Getting started in applied machine learning can sometimes be confusing. There are many terms to learn, and a lot of them are not used consistently, especially from one field of study to another — where one term might mean two different things in two different fields.
Parameter vs. Hyperparameter: What’s the difference?
Let’s start with the most basic distinction, that between a parameter and a hyperparameter.
A model parameter is a property that is internal to the model and was learned during the training phase, and are required by the model in order to make predictions.
On the other hand, a model hyperparameter cannot be learned during the training and are set beforehand. Their values might be set using a rule of thumb, or trial and error; but in truth, we can’t know the best model hyperparameter for a specific problem — so we tune the hyperparameters to discover the parameters of the model that has the best performance.
In a way, hyperparameters are the knobs we can use to tune our model.
Also called hyperparameter optimization, it is the problem of finding the set of hyperparameters with the best performance for a specific learning algorithm.
This is an important step because using the right hyperparameters will lead to the discovery of the parameters of the model that result in the most skillful predictions; which is what we want in the end.
An optimization problem of this nature has three basic components:
(1) an objective function, this is the main aim of the model which we either want to maximize or minimize;
(2) a set of variables which control the objective function;
(3) a set of constraints that allows the variables to take certain values while excluding others.
It then follows that the optimization problem is to find the set of values for the variables that maximize or minimize the objective function whilst satisfying the set of constraints.
There are different approaches to solving the optimization problem, as well as many open-source software options that implement these approaches. In this article, we’ll explore Grid Search, Random Search, and Bayesian Optimization.
Also called parameter sweep, it is considered the most simple algorithm for hyperparameter optimization. It consists of exhaustively searching through a manually specified set of parameters, meaning, to train the model for all possible combinations of the subset specified.
This approach can be a good choice if the model can train quickly, otherwise, the model would take too long to train. Which is why it is not considered a best practice to use Grid Search to tune the hyperparameters of a neural network.

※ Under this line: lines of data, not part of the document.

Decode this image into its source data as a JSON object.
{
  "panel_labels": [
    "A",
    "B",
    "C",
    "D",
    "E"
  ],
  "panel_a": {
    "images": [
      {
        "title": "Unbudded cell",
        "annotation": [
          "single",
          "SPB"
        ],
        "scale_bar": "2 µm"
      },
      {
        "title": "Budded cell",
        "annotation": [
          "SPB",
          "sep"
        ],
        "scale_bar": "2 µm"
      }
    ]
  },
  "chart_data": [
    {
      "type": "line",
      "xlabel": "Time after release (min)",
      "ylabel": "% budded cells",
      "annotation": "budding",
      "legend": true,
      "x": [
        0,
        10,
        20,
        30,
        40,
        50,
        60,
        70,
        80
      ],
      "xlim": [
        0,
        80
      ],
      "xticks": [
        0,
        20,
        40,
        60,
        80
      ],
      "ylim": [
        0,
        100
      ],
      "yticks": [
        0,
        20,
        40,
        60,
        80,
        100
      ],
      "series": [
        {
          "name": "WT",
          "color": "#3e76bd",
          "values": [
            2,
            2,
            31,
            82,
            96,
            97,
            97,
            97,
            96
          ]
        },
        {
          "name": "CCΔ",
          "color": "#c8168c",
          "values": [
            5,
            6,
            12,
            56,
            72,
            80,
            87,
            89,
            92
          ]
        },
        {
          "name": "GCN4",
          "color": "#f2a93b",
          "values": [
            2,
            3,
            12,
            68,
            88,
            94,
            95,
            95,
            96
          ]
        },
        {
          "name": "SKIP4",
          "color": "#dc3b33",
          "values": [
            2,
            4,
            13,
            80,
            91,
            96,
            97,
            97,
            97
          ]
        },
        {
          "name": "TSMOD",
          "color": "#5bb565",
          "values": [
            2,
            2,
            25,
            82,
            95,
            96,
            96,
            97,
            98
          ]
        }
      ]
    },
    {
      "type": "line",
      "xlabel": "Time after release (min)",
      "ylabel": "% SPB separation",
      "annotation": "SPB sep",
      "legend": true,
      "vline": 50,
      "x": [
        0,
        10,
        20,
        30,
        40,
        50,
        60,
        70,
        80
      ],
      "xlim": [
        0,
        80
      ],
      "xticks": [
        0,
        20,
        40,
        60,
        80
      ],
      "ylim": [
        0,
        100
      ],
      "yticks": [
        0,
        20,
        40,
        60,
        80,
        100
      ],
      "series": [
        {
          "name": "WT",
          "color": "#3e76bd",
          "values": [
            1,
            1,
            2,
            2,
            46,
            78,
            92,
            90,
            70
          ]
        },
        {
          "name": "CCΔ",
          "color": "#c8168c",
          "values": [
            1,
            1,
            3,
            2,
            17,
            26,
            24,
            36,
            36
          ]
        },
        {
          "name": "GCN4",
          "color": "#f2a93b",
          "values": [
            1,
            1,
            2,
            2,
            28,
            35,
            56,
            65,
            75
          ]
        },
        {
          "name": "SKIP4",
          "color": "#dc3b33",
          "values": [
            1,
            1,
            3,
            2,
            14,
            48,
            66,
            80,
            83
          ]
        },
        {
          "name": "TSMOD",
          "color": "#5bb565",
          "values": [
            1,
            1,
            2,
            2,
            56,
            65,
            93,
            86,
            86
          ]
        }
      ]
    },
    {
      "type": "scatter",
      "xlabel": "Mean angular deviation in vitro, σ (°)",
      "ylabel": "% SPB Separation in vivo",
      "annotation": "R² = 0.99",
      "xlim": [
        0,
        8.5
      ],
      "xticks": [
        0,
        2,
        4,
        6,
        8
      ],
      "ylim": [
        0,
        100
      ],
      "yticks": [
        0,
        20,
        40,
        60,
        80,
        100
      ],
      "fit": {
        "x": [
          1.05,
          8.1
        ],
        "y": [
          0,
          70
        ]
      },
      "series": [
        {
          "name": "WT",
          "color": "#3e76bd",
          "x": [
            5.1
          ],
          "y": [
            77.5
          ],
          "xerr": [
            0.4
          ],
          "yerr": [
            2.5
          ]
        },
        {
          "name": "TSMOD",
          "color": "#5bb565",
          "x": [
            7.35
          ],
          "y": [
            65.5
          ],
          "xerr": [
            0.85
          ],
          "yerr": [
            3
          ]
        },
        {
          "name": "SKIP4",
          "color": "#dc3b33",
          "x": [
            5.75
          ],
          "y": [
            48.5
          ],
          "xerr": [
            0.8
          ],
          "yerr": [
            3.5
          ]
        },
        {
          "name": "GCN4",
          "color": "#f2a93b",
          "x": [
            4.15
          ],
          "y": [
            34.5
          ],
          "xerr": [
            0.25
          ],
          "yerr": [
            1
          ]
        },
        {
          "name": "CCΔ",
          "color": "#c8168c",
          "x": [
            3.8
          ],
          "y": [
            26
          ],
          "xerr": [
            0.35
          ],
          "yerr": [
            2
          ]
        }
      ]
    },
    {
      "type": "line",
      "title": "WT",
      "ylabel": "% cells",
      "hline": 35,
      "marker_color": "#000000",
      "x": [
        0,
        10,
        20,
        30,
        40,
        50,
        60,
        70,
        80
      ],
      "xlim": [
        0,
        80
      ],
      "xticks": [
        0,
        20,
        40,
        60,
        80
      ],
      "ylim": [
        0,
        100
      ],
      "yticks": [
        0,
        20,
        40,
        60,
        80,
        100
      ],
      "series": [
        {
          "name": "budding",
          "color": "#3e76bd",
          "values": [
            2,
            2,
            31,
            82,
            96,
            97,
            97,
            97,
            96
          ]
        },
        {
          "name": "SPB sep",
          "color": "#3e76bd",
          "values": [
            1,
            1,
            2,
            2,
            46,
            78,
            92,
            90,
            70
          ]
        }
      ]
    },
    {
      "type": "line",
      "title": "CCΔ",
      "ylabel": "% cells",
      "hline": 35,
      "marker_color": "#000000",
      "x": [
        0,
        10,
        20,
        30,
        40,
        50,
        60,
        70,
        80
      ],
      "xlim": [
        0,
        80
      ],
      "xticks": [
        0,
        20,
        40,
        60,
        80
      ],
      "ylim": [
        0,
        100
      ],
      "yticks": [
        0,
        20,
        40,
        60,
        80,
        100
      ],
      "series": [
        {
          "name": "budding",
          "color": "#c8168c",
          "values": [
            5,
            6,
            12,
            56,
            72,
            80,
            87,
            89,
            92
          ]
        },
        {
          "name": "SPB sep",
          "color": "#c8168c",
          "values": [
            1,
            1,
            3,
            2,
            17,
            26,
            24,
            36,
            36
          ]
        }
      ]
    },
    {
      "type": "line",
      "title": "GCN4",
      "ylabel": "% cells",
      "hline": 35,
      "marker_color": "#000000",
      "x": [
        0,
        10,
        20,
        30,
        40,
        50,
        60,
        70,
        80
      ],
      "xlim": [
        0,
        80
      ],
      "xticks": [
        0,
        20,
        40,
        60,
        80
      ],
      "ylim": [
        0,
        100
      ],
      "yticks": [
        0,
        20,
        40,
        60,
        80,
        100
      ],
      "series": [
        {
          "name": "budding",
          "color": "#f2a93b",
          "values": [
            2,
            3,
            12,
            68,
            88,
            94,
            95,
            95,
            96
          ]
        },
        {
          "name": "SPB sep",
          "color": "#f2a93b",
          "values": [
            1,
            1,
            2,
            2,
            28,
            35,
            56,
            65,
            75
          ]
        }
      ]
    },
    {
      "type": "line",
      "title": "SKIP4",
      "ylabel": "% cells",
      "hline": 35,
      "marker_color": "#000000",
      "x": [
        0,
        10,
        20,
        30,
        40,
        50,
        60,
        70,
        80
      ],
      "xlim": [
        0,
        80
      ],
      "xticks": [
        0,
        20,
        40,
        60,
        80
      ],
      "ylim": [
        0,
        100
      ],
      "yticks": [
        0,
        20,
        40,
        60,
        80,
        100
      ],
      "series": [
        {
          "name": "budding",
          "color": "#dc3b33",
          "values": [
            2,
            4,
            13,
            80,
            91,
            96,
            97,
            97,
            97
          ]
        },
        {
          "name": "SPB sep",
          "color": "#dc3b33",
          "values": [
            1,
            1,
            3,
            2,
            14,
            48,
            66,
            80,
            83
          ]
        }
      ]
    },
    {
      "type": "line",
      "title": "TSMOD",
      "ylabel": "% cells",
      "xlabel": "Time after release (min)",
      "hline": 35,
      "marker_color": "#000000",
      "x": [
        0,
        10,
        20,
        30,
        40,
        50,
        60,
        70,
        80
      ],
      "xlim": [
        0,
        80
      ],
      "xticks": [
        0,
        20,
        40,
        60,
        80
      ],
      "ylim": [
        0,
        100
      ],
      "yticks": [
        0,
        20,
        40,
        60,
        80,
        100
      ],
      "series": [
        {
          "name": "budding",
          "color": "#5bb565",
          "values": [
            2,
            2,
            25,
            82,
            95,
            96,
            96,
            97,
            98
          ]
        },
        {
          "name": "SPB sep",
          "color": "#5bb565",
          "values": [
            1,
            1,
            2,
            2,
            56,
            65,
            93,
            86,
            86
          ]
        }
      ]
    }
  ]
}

A popular implementation is Scikit-Learn’s GridSearchCV. Other implementations are Talos, a library that includes Grid Search for Keras, and H2O, a platform that provides a Grid Search implementation for different machine learning algorithms.
The idea behind Random Search is quite similar to Grid Search, except that instead of exhaustively searching through all the possible combinations of the manually specified set of parameters, it will select random subsets of combinations to try.
This approach considerably reduces the time to run the hyperparameter optimization, but there’s a caveat: there are no guarantees that will find the optimal set of hyperparameters.
Some popular implementations are Scikit-Learn’s RandomizedSearchCV, Hyperopt, and Talos.
We’ve already established that Random Search and Grid Search are built upon a similar idea, another commonality they share is that they do not use previous results to inform the evaluation of each subset of hyperparameters and in turn, they spend time evaluating less than optimal options.
In contrast, Bayesian Optimization does keep track of past evaluation results, making it an adaptive approach to optimization. It is a powerful strategy to find the values of the variables that satisfy objective functions that are expensive to evaluate. In a way, Bayesian techniques are most useful when we need to minimize the number of steps we take in our attempt to find the global optimum.
Bayesian optimization incorporates prior belief about an objective function (f) and updates the prior with samples drawn from (f) to get a posterior that better approximates (f) — Bayesian Optimization by Martin Krasser (2018).
In order to achieve this, Bayesian Optimization makes use of two more concepts: a surrogate model and an acquisition function. The first one refers to a probabilistic model used to approximate the objective function, the second is used to determine new locations within the domain to sample where an improvement over the current best evaluation results is most likely. These are two key factors behind the efficiency of Bayesian Optimization models.
There are a few different choices for surrogate models, the most common ones are Gaussian Processes, Random Forest Regressions, and Tree Parzen Estimators. As for acquisition functions, the most common ones are Expected Improvement, Maximum Probability of Improvement, and Upper Confidence Bound.
Some popular implementations are Scikit-Optimize’s Bayesian Optimization, SMAC, Spearmint, MOE, and Hyperopt.
Hyperparameter optimization is a big deal for machine learning tasks. It is an important step to improve model performance, but it isn’t the only strategy out there to this end.
From all the approaches we explored, different practitioners and experts would advocate for a different method according to their experience, but many of them would also agree that it actually depends on the data, the problem, and other project considerations. The most important take-away is that it is a crucial step in finding your best performing model.